Dolores Eileen (Dippe) Otteson died Sunday, September 12, 2021, at Loretto Health and Rehabilitation Center in Syracuse. She was 93 years old. Born in 1928 in Glendive, Montana, Dolores grew up in North Dakota and eastern Montana. She earned a degree in English at the University of North Dakota (UND), and continued her education at Northwestern University in Chicago. She went on to study theater at the American Academy of Dramatic Arts in New York City, where she also worked for a time as a tour guide in Rockefeller Center.
Dolores met Otto Otteson while performing radio theater at UND. They married in 1953 and settled near Seattle, WA, where Otto worked for Boeing, and where their two sons were born.
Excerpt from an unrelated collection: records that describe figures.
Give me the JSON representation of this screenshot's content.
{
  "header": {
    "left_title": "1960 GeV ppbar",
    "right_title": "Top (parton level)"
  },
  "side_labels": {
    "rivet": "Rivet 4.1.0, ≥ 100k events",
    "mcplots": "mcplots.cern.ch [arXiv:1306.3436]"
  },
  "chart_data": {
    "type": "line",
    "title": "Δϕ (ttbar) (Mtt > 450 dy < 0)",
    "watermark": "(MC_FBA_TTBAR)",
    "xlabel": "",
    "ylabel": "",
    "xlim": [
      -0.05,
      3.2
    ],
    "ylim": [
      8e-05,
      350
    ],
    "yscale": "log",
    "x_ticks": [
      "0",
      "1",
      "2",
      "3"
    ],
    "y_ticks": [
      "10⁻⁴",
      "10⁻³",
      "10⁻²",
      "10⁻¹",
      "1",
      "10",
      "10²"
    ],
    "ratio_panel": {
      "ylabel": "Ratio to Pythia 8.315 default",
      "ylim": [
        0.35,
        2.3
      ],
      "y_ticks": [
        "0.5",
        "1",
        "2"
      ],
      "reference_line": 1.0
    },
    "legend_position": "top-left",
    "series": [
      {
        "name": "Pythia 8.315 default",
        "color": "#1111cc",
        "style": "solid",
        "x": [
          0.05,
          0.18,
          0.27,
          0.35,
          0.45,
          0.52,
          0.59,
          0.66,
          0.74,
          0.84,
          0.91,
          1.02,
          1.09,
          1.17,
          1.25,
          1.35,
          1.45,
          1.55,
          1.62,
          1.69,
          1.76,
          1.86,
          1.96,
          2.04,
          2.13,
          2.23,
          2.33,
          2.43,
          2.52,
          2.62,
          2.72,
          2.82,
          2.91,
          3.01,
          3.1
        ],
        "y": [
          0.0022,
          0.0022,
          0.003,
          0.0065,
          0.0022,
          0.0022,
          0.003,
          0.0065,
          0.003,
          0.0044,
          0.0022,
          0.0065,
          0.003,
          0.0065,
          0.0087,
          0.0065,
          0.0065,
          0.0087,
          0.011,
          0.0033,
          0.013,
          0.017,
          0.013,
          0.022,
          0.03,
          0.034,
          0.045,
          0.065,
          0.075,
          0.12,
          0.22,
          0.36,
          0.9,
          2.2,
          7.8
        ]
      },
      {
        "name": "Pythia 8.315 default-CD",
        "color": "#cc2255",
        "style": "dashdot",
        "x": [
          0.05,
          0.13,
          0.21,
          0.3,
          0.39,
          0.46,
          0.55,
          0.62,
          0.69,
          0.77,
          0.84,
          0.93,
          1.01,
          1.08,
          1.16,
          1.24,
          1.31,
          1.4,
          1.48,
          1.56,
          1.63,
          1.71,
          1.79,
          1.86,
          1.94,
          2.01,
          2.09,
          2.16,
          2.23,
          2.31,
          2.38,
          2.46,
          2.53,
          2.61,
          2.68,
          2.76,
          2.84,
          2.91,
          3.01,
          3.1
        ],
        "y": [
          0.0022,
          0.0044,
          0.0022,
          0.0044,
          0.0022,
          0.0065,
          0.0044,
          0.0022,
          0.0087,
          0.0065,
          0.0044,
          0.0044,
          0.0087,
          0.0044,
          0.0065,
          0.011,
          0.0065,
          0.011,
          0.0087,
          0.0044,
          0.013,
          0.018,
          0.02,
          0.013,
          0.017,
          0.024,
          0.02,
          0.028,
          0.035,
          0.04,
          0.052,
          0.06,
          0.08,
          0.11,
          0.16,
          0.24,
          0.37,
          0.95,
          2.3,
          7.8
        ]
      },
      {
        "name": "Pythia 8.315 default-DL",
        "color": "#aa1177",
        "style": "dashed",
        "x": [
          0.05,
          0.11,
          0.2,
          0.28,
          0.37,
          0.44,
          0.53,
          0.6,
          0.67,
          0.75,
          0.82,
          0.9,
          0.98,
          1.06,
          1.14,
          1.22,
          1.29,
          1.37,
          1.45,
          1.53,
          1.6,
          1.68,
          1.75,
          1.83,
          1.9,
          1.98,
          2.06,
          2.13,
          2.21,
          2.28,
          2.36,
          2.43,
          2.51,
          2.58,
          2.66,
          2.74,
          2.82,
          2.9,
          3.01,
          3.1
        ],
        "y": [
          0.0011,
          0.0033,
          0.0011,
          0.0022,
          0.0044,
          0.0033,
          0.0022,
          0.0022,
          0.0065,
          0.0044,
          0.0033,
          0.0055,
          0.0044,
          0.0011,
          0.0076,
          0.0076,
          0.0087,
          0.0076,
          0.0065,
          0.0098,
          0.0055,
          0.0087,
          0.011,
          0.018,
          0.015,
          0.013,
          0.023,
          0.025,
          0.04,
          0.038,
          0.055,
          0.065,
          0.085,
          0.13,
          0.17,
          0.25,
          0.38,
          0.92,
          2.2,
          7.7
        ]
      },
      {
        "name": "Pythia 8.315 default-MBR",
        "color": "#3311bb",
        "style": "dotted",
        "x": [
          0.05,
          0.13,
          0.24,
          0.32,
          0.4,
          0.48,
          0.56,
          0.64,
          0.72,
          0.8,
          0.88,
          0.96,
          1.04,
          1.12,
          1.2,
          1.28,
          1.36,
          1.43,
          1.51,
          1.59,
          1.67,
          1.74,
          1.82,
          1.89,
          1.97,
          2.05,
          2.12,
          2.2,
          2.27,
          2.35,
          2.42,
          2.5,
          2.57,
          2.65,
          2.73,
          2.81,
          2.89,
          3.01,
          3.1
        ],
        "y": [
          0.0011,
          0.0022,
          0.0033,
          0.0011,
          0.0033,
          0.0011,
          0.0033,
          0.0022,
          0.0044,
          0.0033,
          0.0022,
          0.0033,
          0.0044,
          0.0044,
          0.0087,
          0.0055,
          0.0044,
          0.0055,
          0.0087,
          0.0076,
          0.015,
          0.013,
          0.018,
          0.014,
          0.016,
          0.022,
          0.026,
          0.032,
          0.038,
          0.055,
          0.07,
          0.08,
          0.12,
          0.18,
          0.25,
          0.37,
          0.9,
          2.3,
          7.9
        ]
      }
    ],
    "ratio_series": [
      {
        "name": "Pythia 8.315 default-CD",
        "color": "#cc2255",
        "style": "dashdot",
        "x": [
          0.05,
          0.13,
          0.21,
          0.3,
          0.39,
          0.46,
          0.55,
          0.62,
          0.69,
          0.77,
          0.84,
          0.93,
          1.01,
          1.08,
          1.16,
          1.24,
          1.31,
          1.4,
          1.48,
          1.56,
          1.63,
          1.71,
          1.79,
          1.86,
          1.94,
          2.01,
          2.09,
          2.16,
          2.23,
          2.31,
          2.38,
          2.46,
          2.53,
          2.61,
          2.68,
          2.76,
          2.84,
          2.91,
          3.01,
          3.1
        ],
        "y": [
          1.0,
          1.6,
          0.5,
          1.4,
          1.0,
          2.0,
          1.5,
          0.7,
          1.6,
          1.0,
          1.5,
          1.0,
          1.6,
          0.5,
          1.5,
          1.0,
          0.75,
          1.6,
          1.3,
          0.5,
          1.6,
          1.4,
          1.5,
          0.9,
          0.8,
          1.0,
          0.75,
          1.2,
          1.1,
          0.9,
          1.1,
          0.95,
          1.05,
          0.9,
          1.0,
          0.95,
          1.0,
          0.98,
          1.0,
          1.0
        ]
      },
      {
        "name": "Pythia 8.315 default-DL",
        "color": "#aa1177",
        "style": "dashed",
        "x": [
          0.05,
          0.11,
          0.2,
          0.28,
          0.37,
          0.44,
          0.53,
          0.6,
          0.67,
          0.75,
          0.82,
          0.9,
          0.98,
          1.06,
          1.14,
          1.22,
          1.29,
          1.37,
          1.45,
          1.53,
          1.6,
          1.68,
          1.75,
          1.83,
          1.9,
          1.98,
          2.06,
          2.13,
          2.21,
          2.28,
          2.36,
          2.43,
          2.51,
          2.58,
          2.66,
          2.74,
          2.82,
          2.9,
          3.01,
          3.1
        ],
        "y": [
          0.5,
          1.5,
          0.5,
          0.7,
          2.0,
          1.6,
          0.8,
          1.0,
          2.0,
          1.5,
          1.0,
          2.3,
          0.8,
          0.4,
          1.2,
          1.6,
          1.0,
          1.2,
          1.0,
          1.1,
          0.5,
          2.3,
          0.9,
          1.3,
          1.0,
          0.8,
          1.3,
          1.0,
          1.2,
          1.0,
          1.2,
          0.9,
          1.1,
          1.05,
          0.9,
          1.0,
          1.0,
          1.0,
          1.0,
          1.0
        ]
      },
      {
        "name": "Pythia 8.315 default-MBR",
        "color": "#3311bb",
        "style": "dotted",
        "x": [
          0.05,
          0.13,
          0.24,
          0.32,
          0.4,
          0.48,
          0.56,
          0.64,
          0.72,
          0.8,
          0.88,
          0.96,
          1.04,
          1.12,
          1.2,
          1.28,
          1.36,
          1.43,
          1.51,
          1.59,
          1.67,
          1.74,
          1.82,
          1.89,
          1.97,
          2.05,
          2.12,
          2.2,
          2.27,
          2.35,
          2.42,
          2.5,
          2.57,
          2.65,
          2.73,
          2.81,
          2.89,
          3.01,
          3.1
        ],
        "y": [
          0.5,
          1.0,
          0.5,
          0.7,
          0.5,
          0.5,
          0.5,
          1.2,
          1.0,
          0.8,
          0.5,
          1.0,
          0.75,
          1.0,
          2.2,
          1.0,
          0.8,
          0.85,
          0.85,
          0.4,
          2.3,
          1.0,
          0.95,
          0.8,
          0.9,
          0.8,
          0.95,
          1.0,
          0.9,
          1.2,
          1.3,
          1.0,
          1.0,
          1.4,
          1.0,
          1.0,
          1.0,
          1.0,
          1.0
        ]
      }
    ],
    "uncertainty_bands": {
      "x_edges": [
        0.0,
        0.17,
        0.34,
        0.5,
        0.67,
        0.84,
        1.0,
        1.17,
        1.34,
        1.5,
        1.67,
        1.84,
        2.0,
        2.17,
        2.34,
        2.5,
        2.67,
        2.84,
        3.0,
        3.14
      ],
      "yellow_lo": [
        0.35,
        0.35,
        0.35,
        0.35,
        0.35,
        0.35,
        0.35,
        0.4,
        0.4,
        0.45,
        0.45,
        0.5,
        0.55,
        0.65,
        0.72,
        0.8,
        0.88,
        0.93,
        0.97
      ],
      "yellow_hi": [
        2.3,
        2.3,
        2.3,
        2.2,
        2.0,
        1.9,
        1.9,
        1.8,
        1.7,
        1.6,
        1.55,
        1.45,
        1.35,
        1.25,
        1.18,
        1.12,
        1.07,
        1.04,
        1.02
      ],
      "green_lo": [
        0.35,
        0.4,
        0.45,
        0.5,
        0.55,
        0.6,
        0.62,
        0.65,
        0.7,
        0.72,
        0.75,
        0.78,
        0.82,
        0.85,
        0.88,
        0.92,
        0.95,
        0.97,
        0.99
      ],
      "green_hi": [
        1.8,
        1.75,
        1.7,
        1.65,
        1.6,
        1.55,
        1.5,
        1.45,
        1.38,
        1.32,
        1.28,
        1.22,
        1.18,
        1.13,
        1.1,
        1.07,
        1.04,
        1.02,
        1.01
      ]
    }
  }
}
The family moved to Swarthmore, PA in 1963. Dolores was active in the League of Women Voters and the Unitarian Universalist Church of Delaware County. She taught acting in the summer for the Swarthmore Recreation Association, and she performed several times at the Swarthmore Players Club, including memorable leading roles in Mary Queen of Scots and The Corn is Green.Through the 1970s and ‘80s, Dolores taught junior high English in Ridley, PA. She retired a few years after Otto’s death (1984), moving to Phoenix, AZ where she lived for 20 years. In 2013, she moved to Syracuse, where she took up residence in The Nottingham senior living community.
Dolores was predeceased by her husband Otto, brothers Stephen Dippe and sister Shirley (Dippe) Hughes of Phoenix, AZ, and brother Donald Dippe of Anchorage, AK. She is survived by sons Paul and Olin Otteson, and sister Arlene (Dippe) Manchester.
Dolores had a long and wonderful life, and she will be missed. While she suffered from dementia for her final months, she remained happy and contented, for which we are grateful, and for which we thank the many caring individuals at The Nottingham who looked after her. Memorial gatherings will take place this fall.
To make a memorial contribution, we suggest the Loretto Foundation, 700 East Brighton Ave., Syracuse, NY 13205. Contributions made in honor of Dolores will go directly toward enhancing the lives of nursing care residents at The Nottingham.